It was late fall, and my 8-year-old daughter and I stood at the bottom of a brushy, 300-foot cliff and talus slope overlooking Blue Lake in southern Oregon’s Sky Lakes Wilderness.

For me, it was a short climb. For a little girl much smaller than me, the hill looked downright colossal.

But I knew something about my daughter that she is only beginning to learn: her potential.

As a high school teacher and coach over the last 15 years, I’ve made some disheartening observations regarding the health and welfare of our society’s children.

Kids are perhaps the best reflection of America’s culture. I’ve seen too many kids influenced by too much television. I’ve seen too many kids hooked by commercials advertising "extra value" meals and flashy technological advancements to make our lives "easier." I’ve seen too many kids too eager for motorized all-terrain equipment that can "get us there faster."

You’ve probably seen the statistics. Obesity is rampant among American youngsters. Once they’ve learned bad eating and exercise habits as children, they will likely carry those habits into adulthood.

I don’t need the statistics. I’ve seen it on the faces and bodies of too many kids.

"C’mon," I told my little girl. "You can do it!"

She looked dubious. We both remembered all too well a similar day when she was 4 years old, spent bushwhacking around a nearby wilderness lake.

"This is the worst day of my life!" she protested that day. I remember holding my laughter and thinking to myself, if only you could be so fortunate.

So we began scrambling up the hill, pulling ourselves hand-over-hand, using the thick brush as handholds. I kept her safely right in front of me.

"Step here," I guided her. "Grab that branch there. There you go!"

It is no coincidence that the "more is better" message that saturates kids’ lives, correlates with their poor health. The easy way has caused a disconnection with the natural world, while shortening the potential of their lives.

I don’t think it’s any coincidence that while our kids become less in control of their own health, they are becoming less in touch with nature.

For my family, getting away from the bustle of life and commercialism has meant traveling to land that has changed little over the last few centuries; wilderness. Whether backpacking into the Sky Lakes Wilderness nearby, tossing a fly into a stream or lake in the Rockies, or pursuing blue grouse with a shotgun, getting back to the natural world has been a challenge for my two young children but a confidence booster as well. Though at times it comes under protest, they know that their comfort zones can always be extended.

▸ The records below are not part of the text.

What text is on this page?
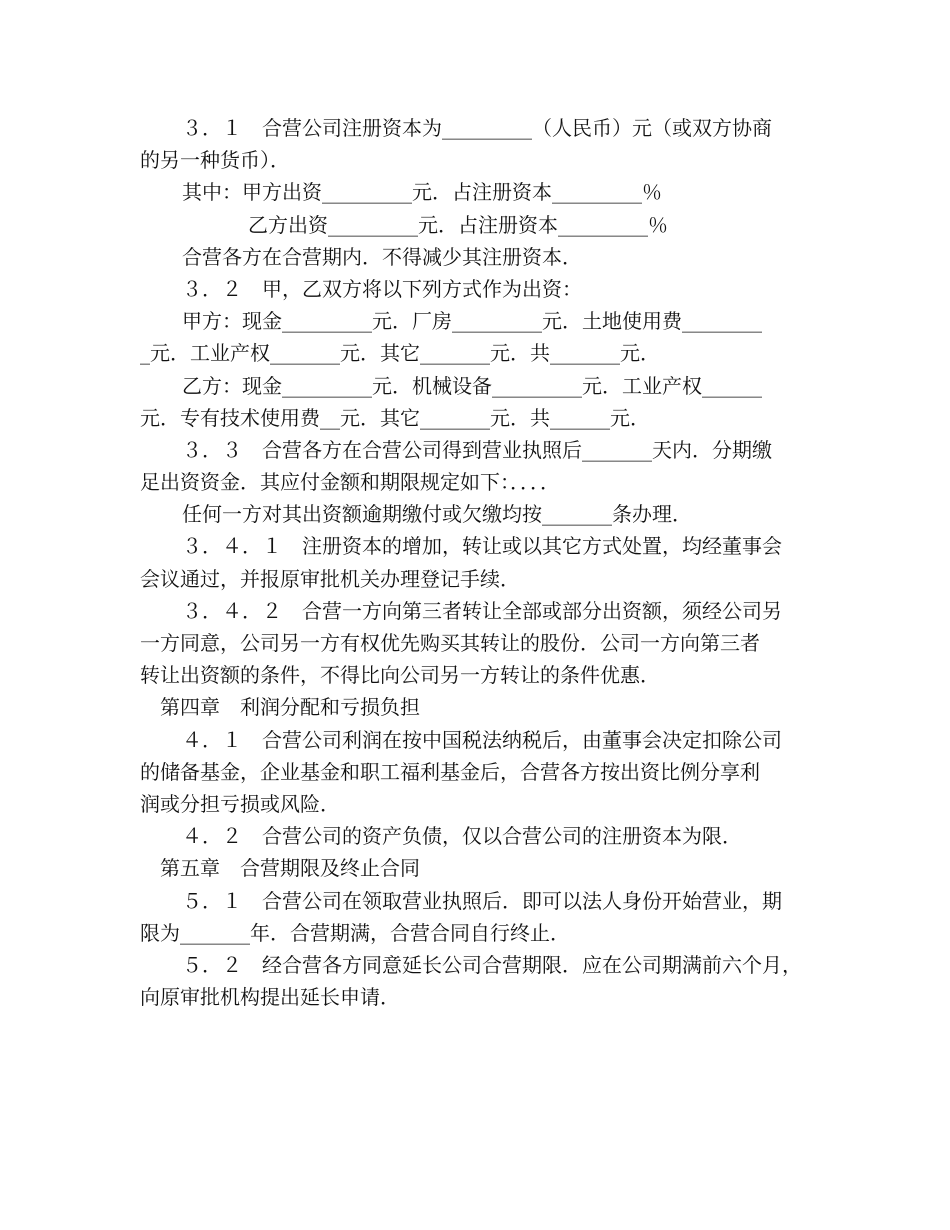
３．１　合营公司注册资本为_________（人民币）元（或双方协商
的另一种货币）．
其中：甲方出资_________元．占注册资本_________％
乙方出资_________元．占注册资本_________％
合营各方在合营期内．不得减少其注册资本．
３．２　甲，乙双方将以下列方式作为出资：
甲方：现金_________元．厂房_________元．土地使用费________
_元．工业产权_______元．其它_______元．共_______元．
乙方：现金_________元．机械设备_________元．工业产权______
元．专有技术使用费__元．其它_______元．共______元．
３．３　合营各方在合营公司得到营业执照后_______天内．分期缴
足出资资金．其应付金额和期限规定如下：．．．．
任何一方对其出资额逾期缴付或欠缴均按_______条办理．
３．４．１　注册资本的增加，转让或以其它方式处置，均经董事会
会议通过，并报原审批机关办理登记手续．
３．４．２　合营一方向第三者转让全部或部分出资额，须经公司另
一方同意，公司另一方有权优先购买其转让的股份．公司一方向第三者
转让出资额的条件，不得比向公司另一方转让的条件优惠．
第四章　利润分配和亏损负担
４．１　合营公司利润在按中国税法纳税后，由董事会决定扣除公司
的储备基金，企业基金和职工福利基金后，合营各方按出资比例分享利
润或分担亏损或风险．
４．２　合营公司的资产负债，仅以合营公司的注册资本为限．
第五章　合营期限及终止合同
５．１　合营公司在领取营业执照后．即可以法人身份开始营业，期
限为_______年．合营期满，合营合同自行终止．
５．２　经合营各方同意延长公司合营期限．应在公司期满前六个月，
向原审批机构提出延长申请．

American families deserve — no, American families need — places where they can get away and work hard in healthy exercise. We need wilderness. We need rivers and lakes, clean and free. It pains me when desk-bound politicians label people who advocate for wild country and a clean and healthy environment as "extremists." To me, there’s nothing more traditional, wholesome and American than a vigorous backcountry adventure, no matter how small.

I am grateful my father instilled in me at a very young age an appreciation of natural settings, overcoming obstacles and spirited adventure. Former President Theodore Roosevelt termed that lifestyle "the strenuous life."

My daughter and I were getting a good taste of the strenuous life as we clawed our way up the hillside. She paused to catch her breath, and I thought she might balk at climbing further. But when she got her wind back, she pressed on.

As we reached the top of the cliff to peer down at Blue Lake, my daughter’s expression said it all. She radiated confidence, vigor and pure joy. It was an experience that matured her beyond her years.

"Daddy, that was a lot easier than it looked," she said. "Can we do it again?"

What a difference four years can make. Now, it looks like I’ll be sweating in my future, following her lead. We should all be so lucky.

Mike Beagle is a contributor to Writers on the Range, a service of High Country News (hcn.org). A former U.S. Army artillery officer, he is a teacher in Oregon’s Rogue River Basin and serves as chairman of the nonprofit Backcountry Hunters and Anglers.